3 Replies Latest reply on Jan 12, 2011 7:52 AM by manik

    Issues when adding a new node into a running cluster

    changgeng

      I try to use the attached unit test case to simulate the issues we are facing.

      The environment contains 5 or more nodes, and 2 named cache: A and B. The cluster is configured in distribution mode with number of owners set to 3.

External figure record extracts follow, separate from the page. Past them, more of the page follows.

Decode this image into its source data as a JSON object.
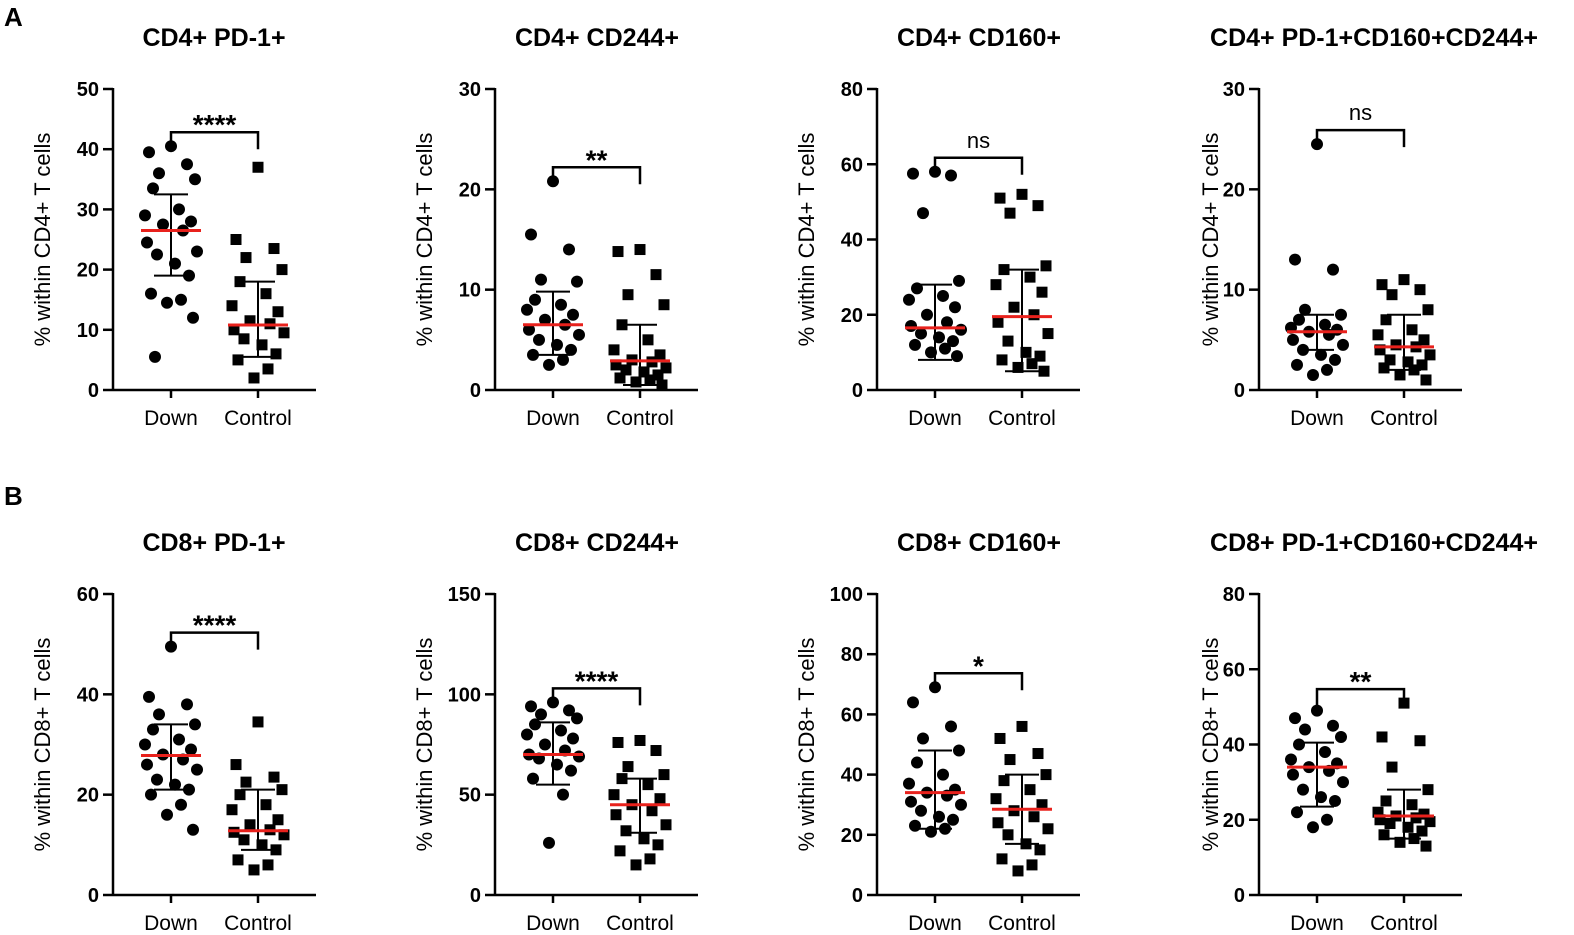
{
  "panel_labels": [
    "A",
    "B"
  ],
  "colors": {
    "median": "#e8211c",
    "points": "#000000",
    "axis": "#000000"
  },
  "chart_data": [
    {
      "type": "scatter",
      "row": 0,
      "col": 0,
      "title": "CD4+ PD-1+",
      "ylabel": "% within CD4+ T cells",
      "ylim": [
        0,
        50
      ],
      "ticks": [
        0,
        10,
        20,
        30,
        40,
        50
      ],
      "categories": [
        "Down",
        "Control"
      ],
      "significance": "****",
      "series": [
        {
          "name": "Down",
          "marker": "circle",
          "median": 26.5,
          "sd_low": 19,
          "sd_high": 32.5,
          "values": [
            40.5,
            39.5,
            37.5,
            36,
            35,
            33.5,
            30,
            29,
            28,
            27.5,
            26.5,
            24.5,
            23,
            22.5,
            21,
            19,
            16,
            15,
            14.5,
            12,
            5.5
          ]
        },
        {
          "name": "Control",
          "marker": "square",
          "median": 10.8,
          "sd_low": 5.5,
          "sd_high": 18,
          "values": [
            37,
            25,
            23.5,
            22,
            20,
            18,
            16,
            14,
            13,
            11.5,
            11,
            10,
            9.5,
            8.5,
            7.5,
            6,
            5,
            3.5,
            2
          ]
        }
      ]
    },
    {
      "type": "scatter",
      "row": 0,
      "col": 1,
      "title": "CD4+ CD244+",
      "ylabel": "% within CD4+ T cells",
      "ylim": [
        0,
        30
      ],
      "ticks": [
        0,
        10,
        20,
        30
      ],
      "categories": [
        "Down",
        "Control"
      ],
      "significance": "**",
      "series": [
        {
          "name": "Down",
          "marker": "circle",
          "median": 6.5,
          "sd_low": 3.5,
          "sd_high": 9.8,
          "values": [
            20.8,
            15.5,
            14,
            11,
            10.8,
            9,
            8.5,
            8,
            7.5,
            7,
            6.5,
            6,
            5.5,
            5,
            4.5,
            4,
            3.5,
            3,
            2.5
          ]
        },
        {
          "name": "Control",
          "marker": "square",
          "median": 2.9,
          "sd_low": 0.5,
          "sd_high": 6.5,
          "values": [
            14,
            13.8,
            11.5,
            9.5,
            8.5,
            6.5,
            5,
            4,
            3.5,
            3,
            2.8,
            2.5,
            2.2,
            2,
            1.8,
            1.5,
            1.2,
            1,
            0.8,
            0.5
          ]
        }
      ]
    },
    {
      "type": "scatter",
      "row": 0,
      "col": 2,
      "title": "CD4+ CD160+",
      "ylabel": "% within CD4+ T cells",
      "ylim": [
        0,
        80
      ],
      "ticks": [
        0,
        20,
        40,
        60,
        80
      ],
      "categories": [
        "Down",
        "Control"
      ],
      "significance": "ns",
      "series": [
        {
          "name": "Down",
          "marker": "circle",
          "median": 16.5,
          "sd_low": 8,
          "sd_high": 28,
          "values": [
            58,
            57.5,
            57,
            47,
            29,
            27,
            25,
            24,
            22,
            20,
            18,
            17,
            16,
            15,
            14,
            13,
            12,
            11,
            10,
            9
          ]
        },
        {
          "name": "Control",
          "marker": "square",
          "median": 19.5,
          "sd_low": 5,
          "sd_high": 32,
          "values": [
            52,
            51,
            49,
            47,
            33,
            32,
            30,
            28,
            26,
            22,
            20,
            18,
            15,
            13,
            10,
            9,
            8,
            7,
            6,
            5
          ]
        }
      ]
    },
    {
      "type": "scatter",
      "row": 0,
      "col": 3,
      "title": "CD4+ PD-1+CD160+CD244+",
      "ylabel": "% within CD4+ T cells",
      "ylim": [
        0,
        30
      ],
      "ticks": [
        0,
        10,
        20,
        30
      ],
      "categories": [
        "Down",
        "Control"
      ],
      "significance": "ns",
      "series": [
        {
          "name": "Down",
          "marker": "circle",
          "median": 5.8,
          "sd_low": 4,
          "sd_high": 7.5,
          "values": [
            24.5,
            13,
            12,
            8,
            7.5,
            7,
            6.5,
            6.2,
            6,
            5.8,
            5.5,
            5,
            4.5,
            4,
            3.5,
            3,
            2.5,
            2,
            1.5
          ]
        },
        {
          "name": "Control",
          "marker": "square",
          "median": 4.3,
          "sd_low": 2,
          "sd_high": 7.5,
          "values": [
            11,
            10.5,
            10,
            9.5,
            8,
            7,
            6,
            5.5,
            5,
            4.5,
            4.3,
            4,
            3.5,
            3,
            2.8,
            2.5,
            2.2,
            2,
            1.5,
            1
          ]
        }
      ]
    },
    {
      "type": "scatter",
      "row": 1,
      "col": 0,
      "title": "CD8+ PD-1+",
      "ylabel": "% within CD8+ T cells",
      "ylim": [
        0,
        60
      ],
      "ticks": [
        0,
        20,
        40,
        60
      ],
      "categories": [
        "Down",
        "Control"
      ],
      "significance": "****",
      "series": [
        {
          "name": "Down",
          "marker": "circle",
          "median": 27.8,
          "sd_low": 21,
          "sd_high": 34,
          "values": [
            49.5,
            39.5,
            38,
            36,
            34,
            33,
            31,
            30,
            29,
            28,
            27,
            26,
            25,
            23,
            22,
            21,
            20,
            18,
            16,
            13
          ]
        },
        {
          "name": "Control",
          "marker": "square",
          "median": 12.8,
          "sd_low": 9,
          "sd_high": 21,
          "values": [
            34.5,
            26,
            23.5,
            22.5,
            21,
            20,
            18,
            17,
            15,
            14,
            13,
            12.5,
            12,
            11,
            10,
            9,
            7,
            6,
            5
          ]
        }
      ]
    },
    {
      "type": "scatter",
      "row": 1,
      "col": 1,
      "title": "CD8+ CD244+",
      "ylabel": "% within CD8+ T cells",
      "ylim": [
        0,
        150
      ],
      "ticks": [
        0,
        50,
        100,
        150
      ],
      "categories": [
        "Down",
        "Control"
      ],
      "significance": "****",
      "series": [
        {
          "name": "Down",
          "marker": "circle",
          "median": 70,
          "sd_low": 55,
          "sd_high": 86,
          "values": [
            96,
            94,
            92,
            90,
            88,
            85,
            82,
            80,
            78,
            75,
            72,
            70,
            69,
            68,
            65,
            62,
            58,
            50,
            26
          ]
        },
        {
          "name": "Control",
          "marker": "square",
          "median": 45,
          "sd_low": 31,
          "sd_high": 58,
          "values": [
            77,
            76,
            72,
            64,
            60,
            58,
            55,
            50,
            48,
            45,
            42,
            40,
            35,
            32,
            28,
            25,
            22,
            18,
            15
          ]
        }
      ]
    },
    {
      "type": "scatter",
      "row": 1,
      "col": 2,
      "title": "CD8+ CD160+",
      "ylabel": "% within CD8+ T cells",
      "ylim": [
        0,
        100
      ],
      "ticks": [
        0,
        20,
        40,
        60,
        80,
        100
      ],
      "categories": [
        "Down",
        "Control"
      ],
      "significance": "*",
      "series": [
        {
          "name": "Down",
          "marker": "circle",
          "median": 34,
          "sd_low": 22,
          "sd_high": 48,
          "values": [
            69,
            64,
            56,
            52,
            48,
            44,
            40,
            37,
            35,
            34,
            33,
            31,
            30,
            28,
            26,
            25,
            23,
            22,
            21
          ]
        },
        {
          "name": "Control",
          "marker": "square",
          "median": 28.5,
          "sd_low": 17,
          "sd_high": 40,
          "values": [
            56,
            52,
            47,
            45,
            40,
            38,
            35,
            32,
            30,
            28,
            26,
            24,
            22,
            20,
            17,
            15,
            12,
            10,
            8
          ]
        }
      ]
    },
    {
      "type": "scatter",
      "row": 1,
      "col": 3,
      "title": "CD8+ PD-1+CD160+CD244+",
      "ylabel": "% within CD8+ T cells",
      "ylim": [
        0,
        80
      ],
      "ticks": [
        0,
        20,
        40,
        60,
        80
      ],
      "categories": [
        "Down",
        "Control"
      ],
      "significance": "**",
      "series": [
        {
          "name": "Down",
          "marker": "circle",
          "median": 34,
          "sd_low": 23.5,
          "sd_high": 40.5,
          "values": [
            49,
            47,
            45,
            44,
            42,
            40,
            38,
            36,
            35,
            34,
            33,
            32,
            30,
            28,
            26,
            25,
            22,
            20,
            18
          ]
        },
        {
          "name": "Control",
          "marker": "square",
          "median": 21,
          "sd_low": 15,
          "sd_high": 28,
          "values": [
            51,
            42,
            41,
            34,
            28,
            25,
            24,
            22,
            21.5,
            21,
            20.5,
            20,
            19.5,
            19,
            18,
            17,
            16,
            15,
            14,
            13
          ]
        }
      ]
    }
  ]
}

      Eager locking and lockOnSingleNode is turned on. The test steps are:

      1) start 5 different cache managers to simulate 5 nodes

      2) populate the two caches with 2000 keys each

      3) start one hundred worker threads. Each worker thread will randomly select a node, and execute as the following semi-pesudo code in a loop:

        transactionManager.begin()

        //randomly select a key.

        key=random.nextInt(keySize)

        cacheA.getAdvancedCache().lock("cacheA" + key);

        cacheB.getAdvancedCache().lock("cacheB" + key);

       

        cacheA.put("cacheA"+key,cacheA.get("cacheA" +key)+1);

        cacheB.put("cacheB"+key,cacheB.get("cacheA" +key)+1);

        transactionManager.commit()

      4. After the worker threads are started, all the workers are runnning smoothly, but when another cache manager is started to join the cluster, there will be a lot of errors about lock timeout.

       

      In the real system, the newly added node can not be functional at all, and for the existing node, they can not process some transaction correctly as some keys are locked, and the lock seems never be released.

       

      I'm testing with 4.2.0.Final.

      Please look at the test case and try to run with it.